Discussion in 'Anything goes' started by HejiraHenry, Feb 7, 2007.

  1. But they both felt really badly about it later.
     
  2. Double Down

    Double Down Well-Known Member

    Double Down: You'll "probably" never watch? Is that how it works? 'Objection! Overruled. No, no, no, no, you see, I'll probably never watch again. Oh, well if you'll probably never watch, let Sorkin take a moment to reconsider.

    Zeke: I got it on the record.

    Double Down: Yes, you've also got Sorkin thinking that, even though you're afraid of Josh Malina, it may take even more than his weaselly face coming out of Amanda Peet's birth canal to keep you from watching this show. You threaten him once to scare his drug-riddled mind into thinking you might leave. You keep after it and throw in qualifiers like "probably" and suddenly it looks like a bunch of wimpy journalist tricks and he reintroduces Mandy to Studio 60. It's the difference between newspaper criticism and internet criticism.
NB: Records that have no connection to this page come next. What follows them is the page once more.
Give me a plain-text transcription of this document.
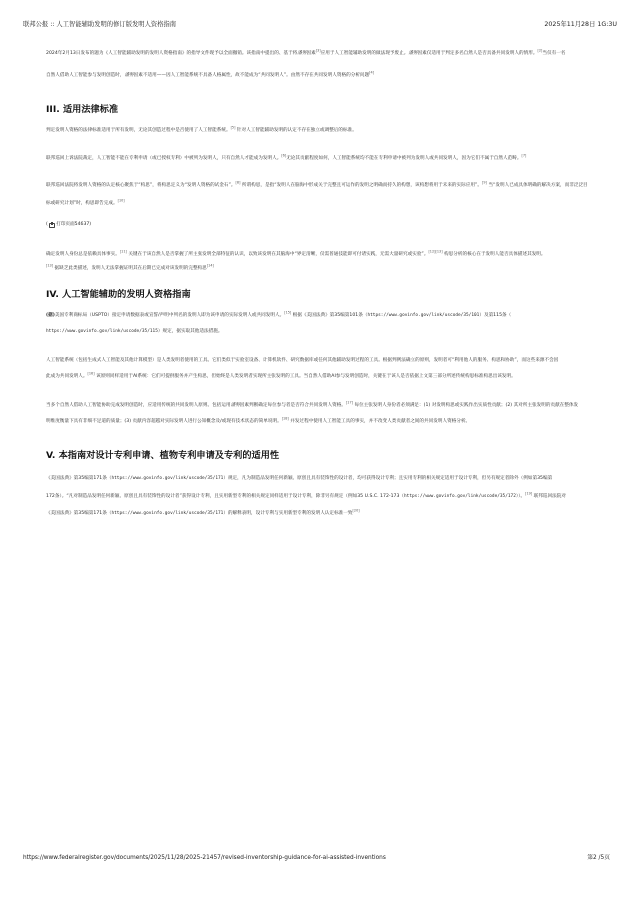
联邦公报 :: 人工智能辅助发明的修订版发明人资格指南	2025年11月28日 1G:3U
2024年2月13日发布的题为《人工智能辅助发明的发明人资格指南》的指导文件现予以全面撤销。该指南中提出的、基于将潘努因素[3]应用于人工智能辅助发明的做法现予废止。潘努因素仅适用于判定多名自然人是否具备共同发明人的情形。[2]当仅有一名
自然人借助人工智能参与发明创造时，潘努因素不适用——因人工智能系统不具备人格属性，故不能成为“共同发明人”。由然不存在共同发明人资格的分析问题[4]
III. 适用法律标准
判定发明人资格的法律标准适用于所有发明，无论其创造过程中是否使用了人工智能系统。[5] 针对人工智能辅助发明的认定不存在独立或调整后的标准。
联邦巡回上诉法院裁定，人工智能不能在专利申请（或已授权专利）中被列为发明人，只有自然人才能成为发明人。[6]无论其贡献程度如何，人工智能系统均不能在专利申请中被列为发明人或共同发明人，因为它们不属于自然人范畴。[7]
联邦巡回法院将发明人资格的认定核心聚焦于“构思”，将构思定义为“发明人资格的试金石”。[8] 所谓构思，是指“发明人在脑海中形成关于完整且可运作的发明之明确而持久的构想，该构想将用于未来的实际应用”。[9] 当“发明人已成具体明确的解决方案，而非泛泛目
标或研究计划”时，构思即告完成。[10]
( 打印页面54637)
确定发明人身份总是依赖具体事实。[11] 关键在于该自然人是否掌握了所主张发明全部特征的认识，以致该发明在其脑海中“界定清晰，仅需普通技能即可付诸实践，无需大量研究或实验”。[12][13] 构思分析的核心在于发明人能否具体描述其发明。
[13] 据缺乏此类描述，发明人无法掌握证明其在后期已完成对该发明的完整构思[14]
IV. 人工智能辅助的发明人资格指南
(据)美国专利商标局（USPTO）接定申请数据表或宣誓/声明中列名的发明人即为该申请的实际发明人或共同发明人。[15] 根据《美国法典》第35编第101条（https://www.govinfo.gov/link/uscode/35/101）及第115条（
https://www.govinfo.gov/link/uscode/35/115）规定，据实取其他适法措施。
人工智能系统（包括生成式人工智能及其他计算模型）是人类发明者使用的工具。它们类似于实验室设备、计算机软件、研究数据库或任何其他辅助发明过程的工具。根据判例法确立的原则，发明者可“利用他人的服务、构思和协助”，而这些来源不会因
此成为共同发明人。[16] 该原则同样适用于AI系统：它们可提供服务并产生构思，但始终是人类发明者实现所主张发明的工具。当自然人借助AI参与发明创造时，关键在于该人是否依据上文第三部分所述传统构思标准构思出该发明。
当多个自然人借助人工智能协助完成发明创造时，应适用传统的共同发明人原则。包括运用潘努因素判断确定每位参与者是否符合共同发明人资格。[17] 每位主张发明人身份者必须满足：(1) 对发明构思或实践作出实质性贡献；(2) 其对所主张发明的贡献在整体发
明维度衡量下具有非细不足道的质量；(3) 贡献内容超越对实际发明人进行公知概念及/或现有技术状态的简单说明。[18] 并发过程中使用人工智能工具的事实，并不改变人类贡献者之间的共同发明人资格分析。
V. 本指南对设计专利申请、植物专利申请及专利的适用性
《美国法典》第35编第171条（https://www.govinfo.gov/link/uscode/35/171）规定，凡为制造品发明任何新颖、原创且具有装饰性的设计者，均可获得设计专利；且实用专利的相关规定适用于设计专利，但另有规定者除外（例如第35编第
172条）。“凡对制造品发明任何新颖、原创且具有装饰性的设计者”获得设计专利，且实用新型专利的相关规定同样适用于设计专利，除非另有规定（例如35 U.S.C. 172-173（https://www.govinfo.gov/link/uscode/35/172））。[19] 联邦巡回法院对
《美国法典》第35编第171条（https://www.govinfo.gov/link/uscode/35/171）的解释表明，设计专利与实用新型专利的发明人认定标准一致[20]
https://www.federalregister.gov/documents/2025/11/28/2025-21457/revised-inventorship-guidance-for-ai-assisted-inventions	第2 /5页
Christ you even had PopeDirkBenedict suggesting that Sorkin might have Malina be Simon's gay lover!

    Fenian_Bastard: He made a mistake, DD. Let's not relive it.
     
  3. zeke12

    zeke12 Guest

    As always, DD, it's an honor.

    You're the Weird Al of highbrow television and lowbrow message-board-posting.
     
  4. outofplace

    outofplace Well-Known Member

    Was that during Sorkin's run or after?
     
  5. Ainsley was during, C.J. was after.
     
  6. zeke12

    zeke12 Guest

    Well, it supposedly happened during but was written in after.

    If that makes sense.
     
  7. Twoback

    Twoback Active Member

    Aren't most people flawed in some way? I think I'm a pretty good person, and probably a little boring, but I know what my major flaw is and I know what my main "quirk" is. If somebody wrote me as a character in a TV show, they'd certainly use that flaw and that quirk to dramatize my circumstance.
    I think what you're talking about makes Sorkin a dramatist who searches for some sense of realism. As for Sorkin's women "needing" men, I don't see how it's different that President Bartlett "needs" the first lady.
     
  8. outofplace

    outofplace Well-Known Member

    I thought it would have happened before the time period of the show. But my point is more that Sorkin didn't write that.